To install SageAttention, you have to install a wheel. Go to the releases page of woct0rdho's SageAttention repository: https://github.com/woct0rdho/SageAttention/releases

Attention: As of November 11, 2025, there is a Latest and a Pre-release release. Since woct0rdho himself labels the Pre-release as experimental, make sure to download an asset from Latest.

Here we need to pick the correct version! I have PyTorch 2.9.1 and CUDA 13, so I need to download this wheel: sageattention-2.2.0+cu130torch2.9.0.post3-cp39-abi3-win_amd64.whl

If you have PyTorch 2.9.1, but CUDA 12.8 or lower you need to pick sageattention-2.2.0+cu128torch2.9.0.post3-cp39-abi3-win_amd64.whl.

You can see cu130 represents CUDA 13 and cu128 represents CUDA 12.8.

The CUDA 12.8 version is backwards compatible, so you don't need to worry if your specific CUDA version isn't listed.

Copy the wheel file again into your ComfyUI_windows_portable folder. Install it with this command:

.\python_embeded\python.exe -m pip install .\[YOUR-DOWNLOADED-WHEEL-FILE

So for me it looks like this:

.\python_embeded\python.exe -m pip install .\sageattention-2.2.0+cu130torch2.9.0.post3-cp39-abi3-win_amd64.whl

You can again check it with the .py file provided by woct0rdho:

https://github.com/woct0rdho/SageAttention/blob/main/tests/test_sageattn.py

Copy it to the ComfyUI_windows_portable folder and run it with this command:

.\python_embeded\python.exe .\test_sageattn.py

You should see a repsponse like this:

Now you only need to edit your "run_nvidia_gpu.bat" inside your ComfyUI_windows_portable folder with a text editor.

Add this to the first line: --use-sage-attention

Save it and run the run_nvidia_gpu.bat. You should now see the line "Using sage attention."

SageAttention should work now!

Using Sage Attention in Kijai workflows

In the model loader, Kijai uses SageAttention by default! If it is set to sdpa, change it to sageattn.

Resolution Settings

In the Resize Image Node, Kijai uses the divisible_by attribute with a value of 32. If you disable this, SageAttention won't work in some cases.

WanVideo Torch Compile Settings

We don't have enough experience with the "WanVideo Torch Compile Settings" node yet. If you're curious about it, check back on this article — we'll update it once we're confident in our findings.

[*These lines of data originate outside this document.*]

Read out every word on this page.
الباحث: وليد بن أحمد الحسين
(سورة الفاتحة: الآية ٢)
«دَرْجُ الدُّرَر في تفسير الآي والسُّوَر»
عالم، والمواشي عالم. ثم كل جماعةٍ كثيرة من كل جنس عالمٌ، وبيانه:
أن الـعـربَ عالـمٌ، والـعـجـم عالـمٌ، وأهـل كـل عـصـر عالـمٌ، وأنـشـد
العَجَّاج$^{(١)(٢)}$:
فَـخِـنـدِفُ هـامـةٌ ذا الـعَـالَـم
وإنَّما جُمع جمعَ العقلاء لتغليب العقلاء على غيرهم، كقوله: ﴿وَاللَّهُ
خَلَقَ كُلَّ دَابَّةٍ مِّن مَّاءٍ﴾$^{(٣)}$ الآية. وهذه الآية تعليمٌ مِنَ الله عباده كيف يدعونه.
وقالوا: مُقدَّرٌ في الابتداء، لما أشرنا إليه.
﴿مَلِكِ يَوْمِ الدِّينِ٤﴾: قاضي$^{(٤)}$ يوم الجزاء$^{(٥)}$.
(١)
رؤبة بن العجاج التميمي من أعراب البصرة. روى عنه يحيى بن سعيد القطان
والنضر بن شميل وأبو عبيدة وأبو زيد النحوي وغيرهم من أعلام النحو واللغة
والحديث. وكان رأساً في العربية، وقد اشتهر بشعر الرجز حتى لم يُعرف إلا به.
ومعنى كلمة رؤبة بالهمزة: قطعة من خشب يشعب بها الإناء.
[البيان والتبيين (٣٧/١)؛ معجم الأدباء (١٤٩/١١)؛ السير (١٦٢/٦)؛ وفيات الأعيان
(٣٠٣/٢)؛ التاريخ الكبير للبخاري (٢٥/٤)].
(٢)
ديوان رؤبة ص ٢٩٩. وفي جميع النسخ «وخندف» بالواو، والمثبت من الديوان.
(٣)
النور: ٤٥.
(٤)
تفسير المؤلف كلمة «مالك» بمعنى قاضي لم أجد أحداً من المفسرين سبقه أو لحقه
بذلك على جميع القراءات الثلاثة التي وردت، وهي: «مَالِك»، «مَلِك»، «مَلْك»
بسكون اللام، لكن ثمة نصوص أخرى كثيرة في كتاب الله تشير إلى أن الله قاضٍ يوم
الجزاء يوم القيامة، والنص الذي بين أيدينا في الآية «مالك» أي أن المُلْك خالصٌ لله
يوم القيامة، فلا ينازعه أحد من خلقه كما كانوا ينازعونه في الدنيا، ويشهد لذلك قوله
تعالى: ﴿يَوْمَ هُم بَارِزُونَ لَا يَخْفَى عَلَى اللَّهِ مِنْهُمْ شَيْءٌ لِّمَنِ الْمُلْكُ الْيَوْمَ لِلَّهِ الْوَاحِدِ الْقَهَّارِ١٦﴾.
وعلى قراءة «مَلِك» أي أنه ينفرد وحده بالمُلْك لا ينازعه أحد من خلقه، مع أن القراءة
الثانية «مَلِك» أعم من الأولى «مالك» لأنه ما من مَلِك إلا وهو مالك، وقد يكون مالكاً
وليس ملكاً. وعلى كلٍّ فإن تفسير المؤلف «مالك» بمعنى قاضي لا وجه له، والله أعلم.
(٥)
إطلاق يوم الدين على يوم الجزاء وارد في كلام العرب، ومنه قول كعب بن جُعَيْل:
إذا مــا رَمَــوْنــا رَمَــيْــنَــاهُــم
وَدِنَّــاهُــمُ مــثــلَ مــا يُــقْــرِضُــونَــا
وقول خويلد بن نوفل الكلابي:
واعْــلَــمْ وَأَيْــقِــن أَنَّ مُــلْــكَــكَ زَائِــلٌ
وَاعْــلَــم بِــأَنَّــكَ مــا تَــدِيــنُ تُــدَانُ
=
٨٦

However, we can already confirm that disconnecting the node reduces VRAM and memory usage, but it also slows down generation time.

Here is a test generating an 81-frame video:

WanVideo Torch Compile Settings	Max VRAM	Max RAM	Generation time
Connected	26.2 GB	60 GB	144.93 seconds
Disconnected	24,9 GB	56 GB	161.18 seconds
sdpa (disabled SageAttention)	24.9 GB	57 GB	432.83 seconds

This means you should disconnect the node if you get an OutOfMemoryError!